Nicomachus was an ancient mathematician and philosopher known for his work in number theory. He is frequently credited with exploring mathematical proportions and relationships in numbers. One of his significant contributions was defining what he called a "subcontrary proportion." This is a particular relationship in three terms where the largest term relates to the smallest in the same way as the difference between the smaller terms does to the difference between the greater terms.
Nicomachus's work on these concepts was foundational in early mathematics, where the study of numbers and their properties began to take shape. He helped lay the groundwork for the systematic approach to understanding numbers that we use today in various fields of mathematics.

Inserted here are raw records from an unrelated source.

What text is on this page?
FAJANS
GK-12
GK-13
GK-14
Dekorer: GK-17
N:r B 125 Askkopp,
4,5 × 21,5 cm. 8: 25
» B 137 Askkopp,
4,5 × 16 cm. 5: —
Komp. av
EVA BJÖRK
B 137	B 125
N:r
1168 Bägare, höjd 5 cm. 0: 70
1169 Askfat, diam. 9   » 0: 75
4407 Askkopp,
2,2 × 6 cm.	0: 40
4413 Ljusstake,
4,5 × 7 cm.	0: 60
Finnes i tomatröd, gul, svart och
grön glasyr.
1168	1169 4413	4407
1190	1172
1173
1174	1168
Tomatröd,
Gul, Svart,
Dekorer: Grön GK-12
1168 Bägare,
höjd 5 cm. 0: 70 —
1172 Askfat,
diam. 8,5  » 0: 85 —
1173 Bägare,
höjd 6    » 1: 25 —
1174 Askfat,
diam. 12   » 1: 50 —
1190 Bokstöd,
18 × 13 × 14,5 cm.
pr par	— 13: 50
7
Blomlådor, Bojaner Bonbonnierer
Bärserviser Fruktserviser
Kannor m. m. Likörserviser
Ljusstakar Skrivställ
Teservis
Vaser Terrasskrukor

Mathematical proportion is a concept where two ratios or fractions are equal. It involves the mutual relationship between numbers, often serving as a tool for understanding how quantities compare.

Here's a quick breakdown:

• A proportion is expressed as \( \frac{a}{b} = \frac{c}{d} \).
• This means that the ratio of \(a\) to \(b\) is the same as the ratio of \(c\) to \(d\).

In the context of Nicomachus's subcontrary proportion, this equality is used distinctly by involving differences between terms. The largest and smallest numbers have a specific relationship mirrored by the differences of the two smaller and two larger terms. Proportions like these illustrate the elegance and symmetry possible in mathematical relationships.

Number theory is a branch of mathematics devoted to studying integers and integer-valued functions. It concerns itself with the properties and relationships of numbers, especially the integers. Nicomachus's exploration into subcontrary proportion falls under this category as it deals with the fundamental properties of numbers, specifically their divisibility and relational patterns.
Number theory includes various subfields like:

• Divisibility
• Prime numbers
• Congruences and modular arithmetic

Each of these contributes to understanding not only the basic units of mathematics but also more complex phenomena. Scholars like Nicomachus were some of the first to consider the deeper implications of mathematical rules and relationships, which continues to be a rich area of research and application in modern science and mathematics.